Let’s be totally clear: despite the ‘4’ on the name, this is categoricallynot a return to the bombastic, arcade-hued mayhem of Dirt 2. This is the still-beating heart of Dirt Rally, transplanted into the long-dead corpse of Dirt 3. The result is an incredibly hardcore simulation masquerading as an adrenaline-soaked, close-competitive racer. Fundamentally, that mix just doesn’t work.

What it does well, it does superbly. The rally section of the career mode is every bit as playable, enjoyable and hardcore as Dirt Rally, only now instead of hand-crafted stages, everything is procedurally generated. You can have a go at generating these stages yourself, moving two sliders for length and complexity, then setting the time of day and weather and hit generate. Don’t like what you see? Just press it again. That means virtually infinite new tracks, forever. A rally fan’s dream.

At times, particularly in fog, it’s absolutely beautiful. In sunlight, however, much of the foliage often looks flat and over-lit. The town sections are impressive considering they’ve essentially sprung out of thin air, but look closer and they appear at least a generation old. Maybe even two. Some parts of Dirt 4 feel cheap and that’s never been the case before.

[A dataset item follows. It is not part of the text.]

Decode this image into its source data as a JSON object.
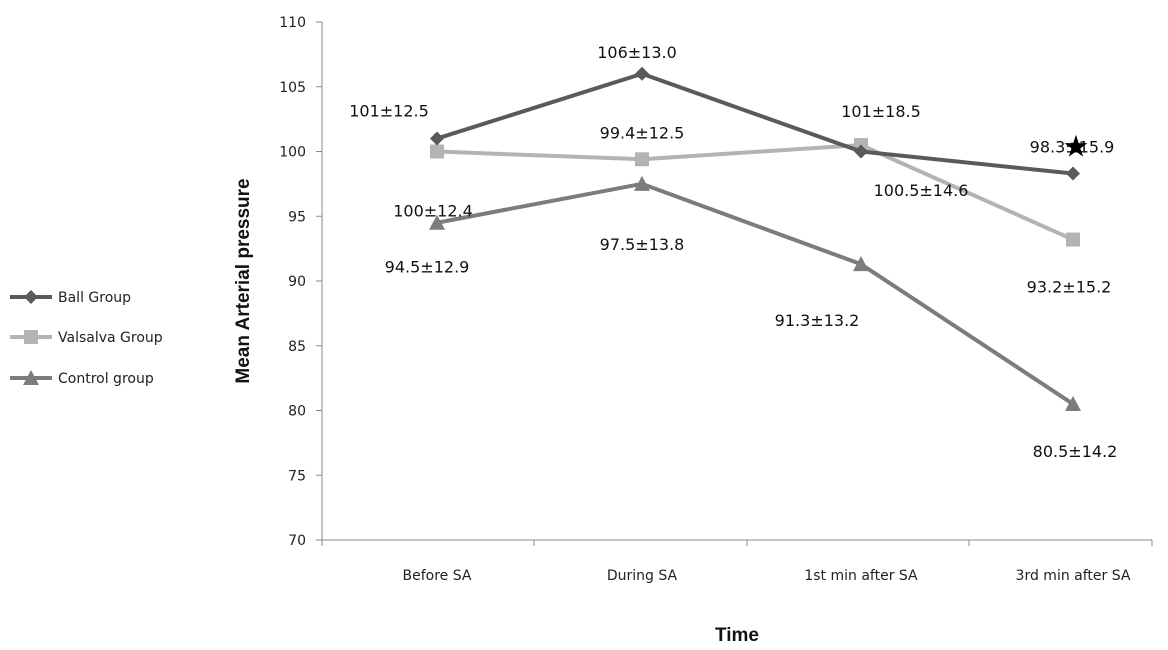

The depth of the rally career, however, is exemplary. Teams and advertisers have clear expectations and you can see how happy you’re keeping them thanks to a simple gauge. You can hire and fire PR and engineering staff, and their pay comes from your budget, meaning at least some degree of money management is necessary. It’s also online-integrated, with daily, weekly and monthly challenges to attempt, which are massively enjoyable thanks to leaderboards throughout. Dirt 4 is definitely worth buying if you finished Dirt Rally and longed for more.